How do i close this blog today. I must close it because i have stuff to do. I suppose that i know that thought is a stream that keeps flowing and, having reclaimed this space as my own and not part of studies, my voice is free again which feels lighter. Covid19 is making me rethink my values, what i want, what makes me happy, not superficial happiness but true joy. At the beginning of lockdown there was a peculiar rapture that happened, humanity silenced and largely stopped created a beautiful void that got filled with birdsong and flowers. It was not that i'd not noticed or loved them before but absorbing nature's grace fed my heart and soul at a time when i was screaming inside, with fear, for myself and even more for my family, my children and grandchildren, mother, father, stepmother, godparents, humanity. Nature softened the edges in a way that university emails and teams meetings did not. 
I wonder now if i should have let go of my MA then, not bothered to submit, i might have made more soul-healing use of my lockdown time, but then i would not have written my term up in my blog which i have a feeling will be useful to me in future for reference, and similarly would not have created my MA page on my website which presently i will need to add an NB to to mark that it was not completed and that my work failed. 
So there i leave it.

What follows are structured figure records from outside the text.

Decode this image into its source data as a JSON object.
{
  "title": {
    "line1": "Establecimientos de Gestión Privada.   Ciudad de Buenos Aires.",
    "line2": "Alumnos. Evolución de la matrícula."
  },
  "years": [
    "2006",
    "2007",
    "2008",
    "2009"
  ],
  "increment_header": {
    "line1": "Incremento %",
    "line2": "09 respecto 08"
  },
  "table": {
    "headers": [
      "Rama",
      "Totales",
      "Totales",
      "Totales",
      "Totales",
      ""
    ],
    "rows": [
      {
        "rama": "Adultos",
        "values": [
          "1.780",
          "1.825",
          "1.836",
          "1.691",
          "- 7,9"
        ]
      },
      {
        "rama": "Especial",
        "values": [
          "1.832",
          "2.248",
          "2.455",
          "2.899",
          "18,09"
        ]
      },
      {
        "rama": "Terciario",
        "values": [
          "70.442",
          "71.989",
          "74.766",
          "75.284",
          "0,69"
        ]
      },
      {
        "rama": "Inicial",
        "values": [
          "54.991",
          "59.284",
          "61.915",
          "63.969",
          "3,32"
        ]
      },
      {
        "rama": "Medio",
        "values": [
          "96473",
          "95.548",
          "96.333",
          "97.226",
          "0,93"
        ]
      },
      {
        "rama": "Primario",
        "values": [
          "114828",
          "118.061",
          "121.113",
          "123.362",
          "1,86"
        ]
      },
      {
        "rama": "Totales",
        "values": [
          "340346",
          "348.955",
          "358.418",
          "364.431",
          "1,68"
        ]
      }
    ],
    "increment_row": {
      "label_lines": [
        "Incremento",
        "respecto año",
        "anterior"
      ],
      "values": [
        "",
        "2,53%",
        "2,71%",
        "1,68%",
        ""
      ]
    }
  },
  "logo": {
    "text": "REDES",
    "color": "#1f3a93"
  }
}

My head feels softer for writing and that i guess it what i use my blog for, voicing that which i cannot voice to a blank page and letting it go where it will without strictures or edicts. I have learned a lot over the past six months and made work that i needed to make. So although i am marked as a failure. I feel i can hold my head up and say that i tried. Now, back to my cliff edge scenario, what do you think ? jump or climb ? 

Tuesday, 30 June 2020

Covid19 nightmares last night.
Death, hunger, conflict. Not good.

In the morning bees on the hypericum next to the back door, 
their hum soothes my soul.

And later a male blackbird washing in the birdbath, quite gently for a change, 
quiet water slopping in dull summer light.

I am unsure. The virus is still with us. 
The pain of this moment is intense and peculiar.